> Nobody who is doing this is willing to come clean with hard numbers but there are data points, for example from Meta and (very unofficially) Google.
The Meta link does not support the point. It's actually implying a MTBF of over 5 years at 90% utilizization even if you assume there's no bathtub curve. Pretty sure that lines up with the depreciation period.
The Google link is even worse. It links to https://www.tomshardware.com/pc-components/gpus/datacenter-g...
That article makes a big claim, does not link to any source. It vaguely describes the source, but nobody who was actually in that role would describe themselves as the "GenAI principal architect at Alphabet". Like, those are not the words they would use. It would also be pointless to try to stay anonymous if that really were your title.
It looks like the ultimate source of the quote is this Twitter screenshot of an unnamed article (whose text can't be found with search engines): https://x.com/techfund1/status/1849031571421983140
That is not merely an unofficial source. That is just made up trash that the blog author just lapped up despite its obviously unreliable nature, since it confirmed his beliefs.

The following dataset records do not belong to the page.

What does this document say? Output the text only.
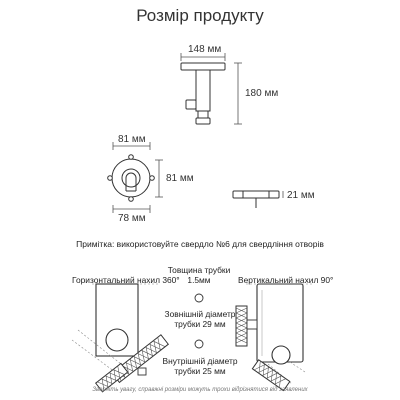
Розмір продукту
148 мм
180 мм
81 мм
81 мм
78 мм
21 мм
Примітка: використовуйте свердло №6 для свердління отворів
Горизонтальний нахил 360°	Вертикальний нахил 90°
Товщина трубки
1.5мм
Зовнішній діаметр
трубки 29 мм
Внутрішній діаметр
трубки 25 мм
Зверніть увагу, справжні розміри можуть трохи відрізнятися від заявлених
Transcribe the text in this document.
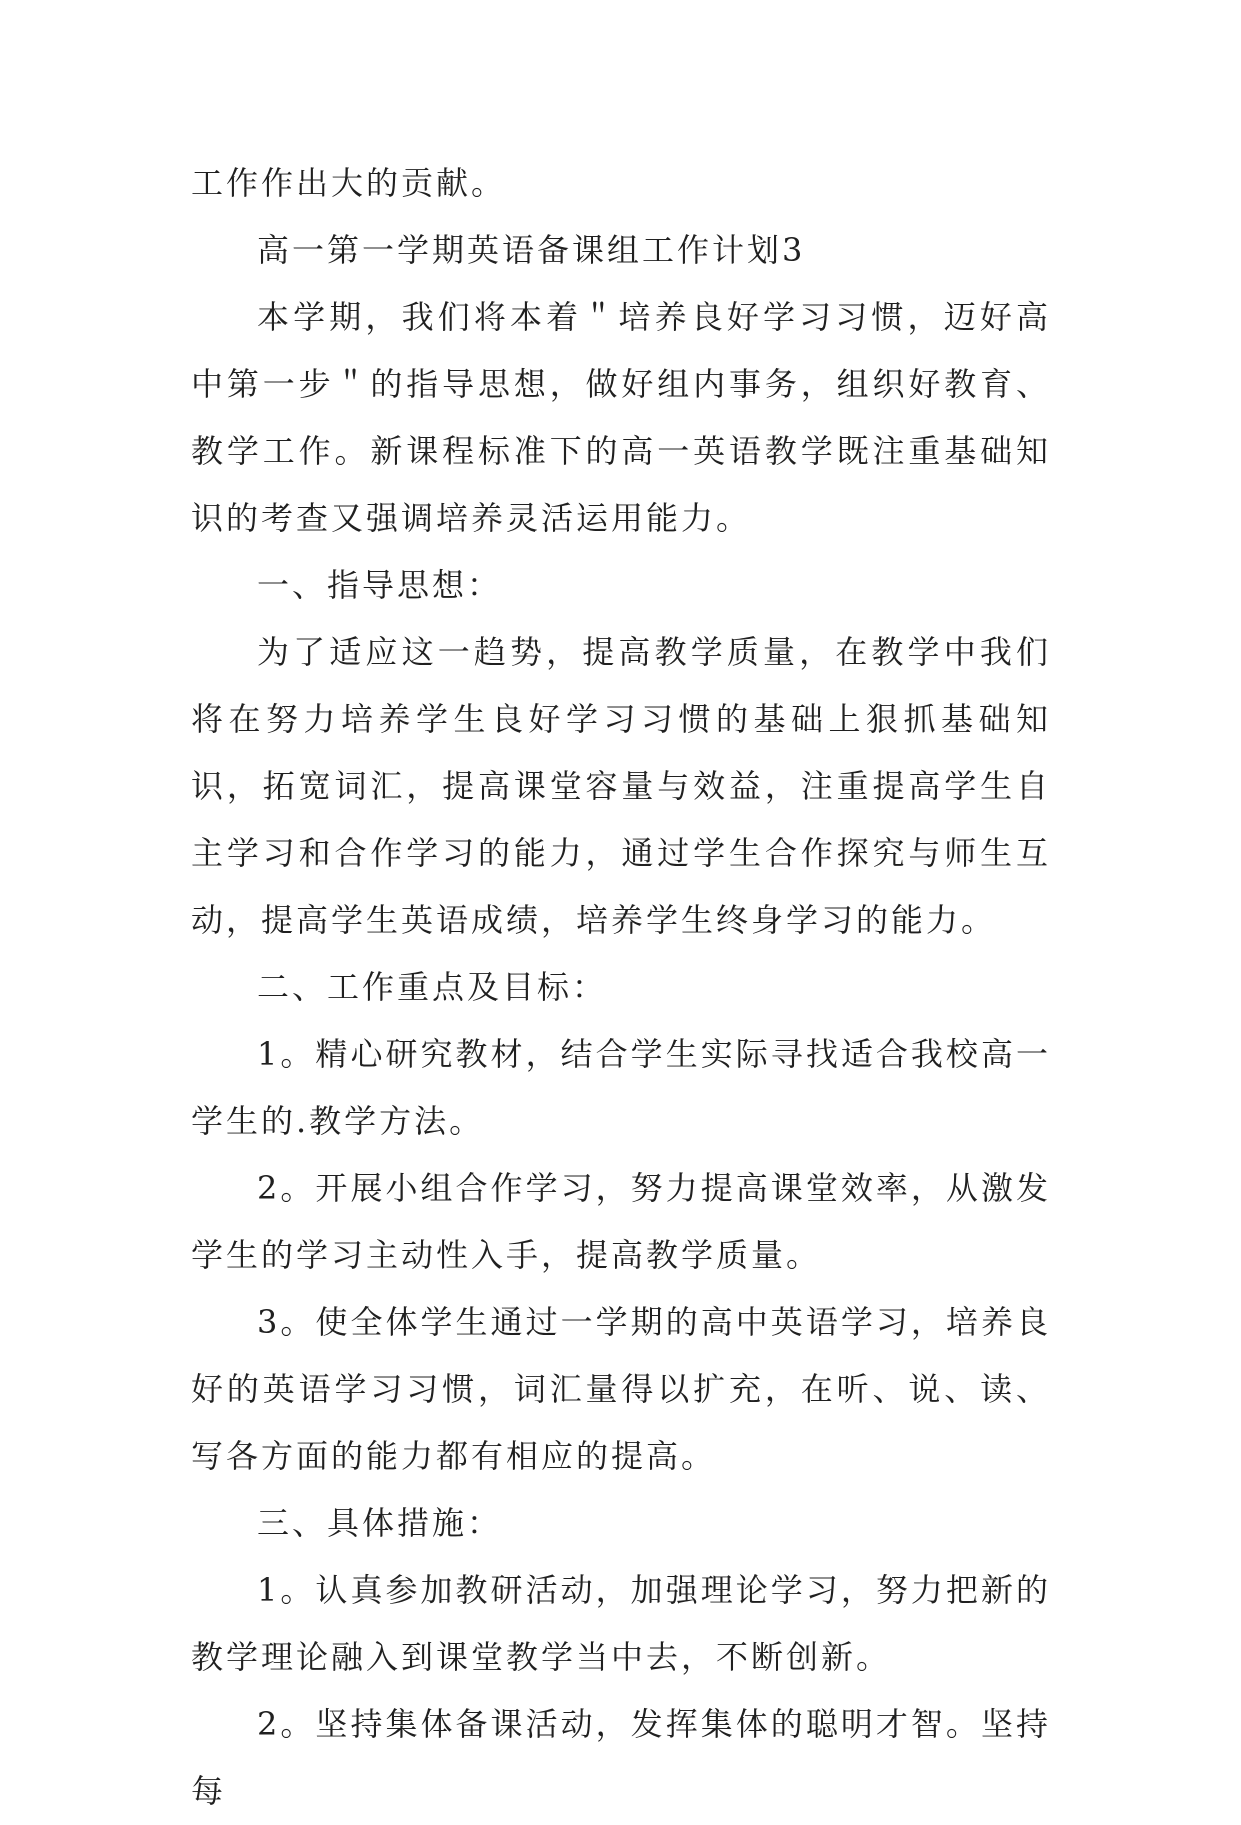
工作作出大的贡献。

高一第一学期英语备课组工作计划3

本学期，我们将本着＂培养良好学习习惯，迈好高中第一步＂的指导思想，做好组内事务，组织好教育、教学工作。新课程标准下的高一英语教学既注重基础知识的考查又强调培养灵活运用能力。

一、指导思想：

为了适应这一趋势，提高教学质量，在教学中我们将在努力培养学生良好学习习惯的基础上狠抓基础知识，拓宽词汇，提高课堂容量与效益，注重提高学生自主学习和合作学习的能力，通过学生合作探究与师生互动，提高学生英语成绩，培养学生终身学习的能力。

二、工作重点及目标：

1。精心研究教材，结合学生实际寻找适合我校高一学生的.教学方法。

2。开展小组合作学习，努力提高课堂效率，从激发学生的学习主动性入手，提高教学质量。

3。使全体学生通过一学期的高中英语学习，培养良好的英语学习习惯，词汇量得以扩充，在听、说、读、写各方面的能力都有相应的提高。

三、具体措施：

1。认真参加教研活动，加强理论学习，努力把新的教学理论融入到课堂教学当中去，不断创新。

2。坚持集体备课活动，发挥集体的聪明才智。坚持每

> It's actually implying a MTBF of over 5 years [...] Pretty sure that lines up with the depreciation period.
You're assuming this is normal, for the MTBF to line up with the depreciation schedule. But the MTBF of data center hardware is usually quite a bit longer than the depreciation schedule right? If I recall correctly, for servers it's typically double or triple, roughly. Maybe less for GPUs, I'm not directly familiar, but a quick web search suggests these periods shouldn't line up for GPUs either.
On top of that, Google isn't using NVIDIA GPUs, they have their own TPU.
Besides, if the claim about GPU wear-and-tear was true, this would show up consistently in GPUs sourced from cryptomining (which was generally done in makeshift compute centers with terrible cooling and other environmental factors) and it just doesn't.